1.10 Analytical procedure:

1.10.1 Chitinase assay

Chitinase assay was performed using modified colorimetric method for the estimation of N acetyl amino sugar as described by Schales (Schales and Schales 1945). One unit of chitinase activity was defined as the amount of enzyme required to liberate 1ng of N-acetylglucosamine/mL.min under specified assay conditions.

1.11 SEM analysis of chitin degradation by ANU5a

The visualize the extent of polymer degradation, the degraded chitin flakes were were immersed in iso-amylacetate, dried using liquefied carbon dioxide and coated with a layer of sublimated osmium tetroxide using an osmium plasma-coater (Itoh et al., 2013). The osmium plasma coated specimens were glued onto carbon-aluminium stub and viewed under Scanning Electron Microscope (JSM-6320F; JEOL Ltd., Tokyo, Japan). Scanning was performed using at 10 kV.

1.12 Zymogram analysis

Chitinase activity was detected in polyacrylamide gels containing chitin as described by Escott et al. (1998).

2.1 Identification and Screening of Chitinolytic bacteria

Bacteria that produces chitinase have shown poor chitinolytic activity, sometimes requires additional hydrolytic enzyme or even microorganism to boost up their chitinolytic property (Anné et al., 2014). Studies on chitinase production by bacteria have described the role of actinomycetes in natural environments e.g. soil where it contributes to recycle nutrients (Gopalakrishnan, Pande, et al., 2011). They are therefore potential source of hydrolytic enzymes and thus antagonist to major phytopathogens (Jayamurthy et al., 2014). Therefore, this study aims at screening Actinomycetes as a potential source of chitinase enzyme.

Twenty-five actinobacterial cultures were checked for antagonistic activity against phytopathogenic fungus and among them ANU5a, ANU5b, CAI155a, CAI155b, CAI127, CAI140b, KAI27b and KAI90 were found to effectively inhibit fungal growth (Figure 2.1).

Among these eight antagonistic actinobacteria ANU5a broadly exhibited antifungal activity against all the phytopathogenic fungi tested. The difference in extent of inhibition from one organism to other could be attributed to the difference in efficiency and specificity of the antagonistic agent (enzyme/metabolite) produced by the culture (Table 2.1)

2.2 In vitro plant growth promotion of actinobacterial isolates

The preliminary screening results for PGP traits have been tabulated in Table 2.2. Almost all the isolate possesses one or the other PGP trait.
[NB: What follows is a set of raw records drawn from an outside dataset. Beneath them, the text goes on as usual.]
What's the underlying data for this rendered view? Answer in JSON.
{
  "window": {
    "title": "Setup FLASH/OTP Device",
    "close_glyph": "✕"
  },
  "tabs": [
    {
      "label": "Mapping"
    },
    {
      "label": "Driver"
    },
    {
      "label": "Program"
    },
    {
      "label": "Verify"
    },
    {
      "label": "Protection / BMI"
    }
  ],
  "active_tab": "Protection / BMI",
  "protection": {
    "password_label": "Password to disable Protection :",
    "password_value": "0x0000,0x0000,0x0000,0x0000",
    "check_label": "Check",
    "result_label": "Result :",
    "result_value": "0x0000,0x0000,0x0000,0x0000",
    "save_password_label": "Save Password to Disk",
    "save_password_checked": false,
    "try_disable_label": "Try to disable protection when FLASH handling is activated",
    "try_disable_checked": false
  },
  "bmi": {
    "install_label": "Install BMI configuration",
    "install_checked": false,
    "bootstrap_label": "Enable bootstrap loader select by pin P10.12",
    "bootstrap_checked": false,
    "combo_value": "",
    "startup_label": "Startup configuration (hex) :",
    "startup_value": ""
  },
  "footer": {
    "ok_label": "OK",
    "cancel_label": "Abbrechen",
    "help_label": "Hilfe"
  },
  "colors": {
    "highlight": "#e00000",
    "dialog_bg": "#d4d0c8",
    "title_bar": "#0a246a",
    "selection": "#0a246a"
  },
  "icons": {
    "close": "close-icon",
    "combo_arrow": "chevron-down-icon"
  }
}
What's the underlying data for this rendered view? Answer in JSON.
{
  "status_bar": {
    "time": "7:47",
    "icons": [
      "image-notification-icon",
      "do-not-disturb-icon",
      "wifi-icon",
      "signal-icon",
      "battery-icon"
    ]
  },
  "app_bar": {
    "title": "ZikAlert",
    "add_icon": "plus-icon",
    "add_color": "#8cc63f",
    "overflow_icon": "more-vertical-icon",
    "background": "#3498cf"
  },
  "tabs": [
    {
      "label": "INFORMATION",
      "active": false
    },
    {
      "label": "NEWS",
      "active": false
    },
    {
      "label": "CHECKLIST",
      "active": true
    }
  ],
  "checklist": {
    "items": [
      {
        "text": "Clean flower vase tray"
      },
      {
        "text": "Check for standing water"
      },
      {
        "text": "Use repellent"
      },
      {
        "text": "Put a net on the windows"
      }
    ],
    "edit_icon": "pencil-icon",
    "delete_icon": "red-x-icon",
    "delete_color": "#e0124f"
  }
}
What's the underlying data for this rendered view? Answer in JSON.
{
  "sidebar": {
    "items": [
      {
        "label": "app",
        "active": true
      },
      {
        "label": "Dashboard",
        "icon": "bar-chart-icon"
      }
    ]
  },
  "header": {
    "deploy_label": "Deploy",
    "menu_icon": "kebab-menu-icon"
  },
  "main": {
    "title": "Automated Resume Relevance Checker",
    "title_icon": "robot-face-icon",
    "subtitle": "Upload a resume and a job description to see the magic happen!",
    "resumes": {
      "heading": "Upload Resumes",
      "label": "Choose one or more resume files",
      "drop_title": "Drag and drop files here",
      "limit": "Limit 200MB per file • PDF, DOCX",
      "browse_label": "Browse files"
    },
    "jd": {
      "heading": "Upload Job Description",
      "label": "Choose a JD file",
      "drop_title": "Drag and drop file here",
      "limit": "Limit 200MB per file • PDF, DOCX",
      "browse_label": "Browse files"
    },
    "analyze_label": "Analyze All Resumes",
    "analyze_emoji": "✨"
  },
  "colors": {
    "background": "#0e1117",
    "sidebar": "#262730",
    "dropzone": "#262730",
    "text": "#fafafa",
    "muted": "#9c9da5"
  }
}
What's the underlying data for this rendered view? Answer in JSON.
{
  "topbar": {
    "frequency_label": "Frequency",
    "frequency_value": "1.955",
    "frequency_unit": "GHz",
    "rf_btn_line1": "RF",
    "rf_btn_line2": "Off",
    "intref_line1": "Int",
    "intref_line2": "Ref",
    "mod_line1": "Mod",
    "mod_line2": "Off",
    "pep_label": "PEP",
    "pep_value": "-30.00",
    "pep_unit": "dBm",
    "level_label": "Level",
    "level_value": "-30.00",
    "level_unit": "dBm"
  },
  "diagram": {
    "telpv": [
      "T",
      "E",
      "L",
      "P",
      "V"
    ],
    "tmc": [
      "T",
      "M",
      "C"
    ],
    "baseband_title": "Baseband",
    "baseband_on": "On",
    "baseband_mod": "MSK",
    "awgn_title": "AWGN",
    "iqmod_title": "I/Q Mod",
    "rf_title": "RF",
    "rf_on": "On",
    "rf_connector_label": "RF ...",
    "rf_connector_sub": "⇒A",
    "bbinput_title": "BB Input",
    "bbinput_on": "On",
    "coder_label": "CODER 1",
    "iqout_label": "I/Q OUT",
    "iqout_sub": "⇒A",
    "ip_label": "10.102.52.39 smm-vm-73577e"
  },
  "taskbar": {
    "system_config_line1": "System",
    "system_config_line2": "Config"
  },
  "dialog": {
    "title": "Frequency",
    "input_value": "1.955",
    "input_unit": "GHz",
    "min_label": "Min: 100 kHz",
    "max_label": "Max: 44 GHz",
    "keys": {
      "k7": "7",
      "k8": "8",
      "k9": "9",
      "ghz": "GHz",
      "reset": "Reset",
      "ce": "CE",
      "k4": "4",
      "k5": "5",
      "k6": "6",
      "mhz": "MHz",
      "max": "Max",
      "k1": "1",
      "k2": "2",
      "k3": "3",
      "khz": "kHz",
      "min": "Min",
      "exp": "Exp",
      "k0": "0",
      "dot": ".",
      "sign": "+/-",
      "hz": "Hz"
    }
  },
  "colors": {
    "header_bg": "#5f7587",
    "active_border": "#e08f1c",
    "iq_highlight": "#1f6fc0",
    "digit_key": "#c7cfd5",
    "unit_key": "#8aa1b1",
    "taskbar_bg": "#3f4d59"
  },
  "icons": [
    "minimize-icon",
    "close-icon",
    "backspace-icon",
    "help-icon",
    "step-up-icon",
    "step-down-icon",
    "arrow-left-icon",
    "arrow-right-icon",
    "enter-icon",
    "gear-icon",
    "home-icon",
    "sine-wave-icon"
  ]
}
IAA production was the best trait being observed in the test cultures. From the present investigation, 56% isolates generate IAA in the approximate amount of 19.75 - 55 µg/mL. The ability of bacteria to produce IAA depends on the availability of precursor molecule i.e. L-tryptophan. Root exudates are one of the important natural source of tryptophan that probably accelerate the auxin biosynthesis in the rhizosphere soil (Khamna et al., 2009).

Production of siderophore was also detected by only 52% of isolates (Table 2.2). The isolates on CAS agar formed an orange halo around the colonies. Most of them exhibited high ability to produce siderophores. Usually, soil microbes produces siderophores that bind to Fe³⁺ ions in the iron deficient environment. These siderophores bind to the iron molecule and transport it back to the microbial cell and make it available for growth (W. Lee et al., 2012). These siderophores can also be used by plants to source iron as macronutrient. A possible mechanism to control the phytopathogens also includes competition for iron, inhibition of phytopathogens through hydroxymate-type siderophores by streptomyces in plant rhizosphere soil is a good example for stimulating competition for iron in plant growth development (Khamna et al., 2009). Siderophore may increase the availability of minerals to soil bacteria that results into biosynthesis of antimicrobial compounds.

Among 25 cultures, 32% isolates were found to solubilize precipitated phosphate after 196h incubation (Figure 2.2). The bacteria could solubilize phosphorus either by organic acid and/or acid phosphatase production(Sharma et al., 2011). The action of organic acid synthesis by soil microbes is generally accepted for the mechanism involving mineral phosphate solubilization. Some of the examples of organic acids among phosphate solubilizers are glycolic, oxalic, lactic, fumaric, acetic, malonic, succinic acid (Sharma et al., 2011).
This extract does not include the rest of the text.